International Nursing Review
|February 28, 2026
Summary
Machine learning models accurately assess intraoperative blood loss, outperforming traditional methods. This technology can improve patient safety by enhancing blood loss estimation in surgical settings.
Area of Science:
- Medical Informatics
- Artificial Intelligence in Medicine
- Surgical Safety
Background:
- Intraoperative bleeding is a significant cause of surgical mortality.
- Accurate blood loss assessment is crucial for preventing adverse outcomes.
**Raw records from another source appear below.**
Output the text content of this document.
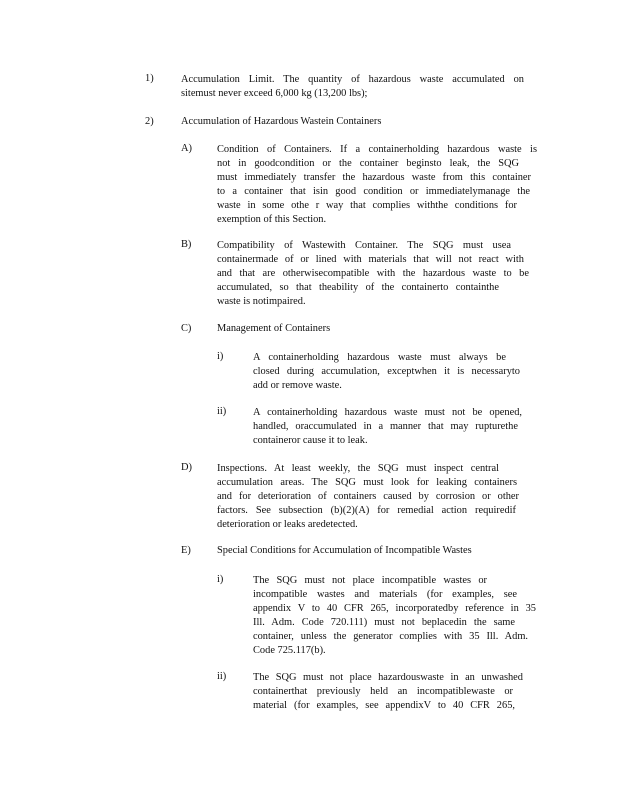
1)	Accumulation Limit. The quantity of hazardous waste accumulated on
sitemust never exceed 6,000 kg (13,200 lbs);
2)	Accumulation of Hazardous Wastein Containers
A) Condition of Containers. If a containerholding hazardous waste is
not in goodcondition or the container beginsto leak, the SQG
must immediately transfer the hazardous waste from this container
to a container that isin good condition or immediatelymanage the
waste in some othe r way that complies withthe conditions for
exemption of this Section.
B) Compatibility of Wastewith Container. The SQG must usea
containermade of or lined with materials that will not react with
and that are otherwisecompatible with the hazardous waste to be
accumulated, so that theability of the containerto containthe
waste is notimpaired.
C) Management of Containers
i)	A containerholding hazardous waste must always be
closed during accumulation, exceptwhen it is necessaryto
add or remove waste.
ii)	A containerholding hazardous waste must not be opened,
handled, oraccumulated in a manner that may rupturethe
containeror cause it to leak.
D) Inspections. At least weekly, the SQG must inspect central
accumulation areas. The SQG must look for leaking containers
and for deterioration of containers caused by corrosion or other
factors. See subsection (b)(2)(A) for remedial action requiredif
deterioration or leaks aredetected.
E)	Special Conditions for Accumulation of Incompatible Wastes
i)	The SQG must not place incompatible wastes or
incompatible wastes and materials (for examples, see
appendix V to 40 CFR 265, incorporatedby reference in 35
Ill. Adm. Code 720.111) must not beplacedin the same
container, unless the generator complies with 35 Ill. Adm.
Code 725.117(b).
ii)	The SQG must not place hazardouswaste in an unwashed
containerthat previously held an incompatiblewaste or
material (for examples, see appendixV to 40 CFR 265,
- Existing methods for measuring blood loss have limitations.
Purpose of the Study:
- To evaluate the efficacy of machine learning (ML) models in assessing intraoperative blood loss.
- To compare ML-based blood loss assessment with the current gold standard.
- To determine the value of ML in improving surgical patient outcomes.
Main Methods:
- Systematic review and meta-analysis of relevant studies.
- Comprehensive literature search across major databases (Web of Science, PubMed, Embase, Cochrane Library, CINAHL) up to August 18, 2025.
- Pooled analysis of correlation coefficients between ML models and gold standard methods.
Main Results:
- Twelve studies met the inclusion criteria for the meta-analysis.
- A high pooled correlation coefficient was observed between ML models and the gold standard for blood loss assessment.
- Machine learning models demonstrated significant accuracy and reliability.
Conclusions:
- Machine learning models show high accuracy and reliability for intraoperative blood loss assessment.
- Clinical implementation of ML models can enhance blood loss estimation accuracy, potentially reducing perioperative risks.
- ML offers a promising tool for nursing staff to optimize decision-making and improve patient safety.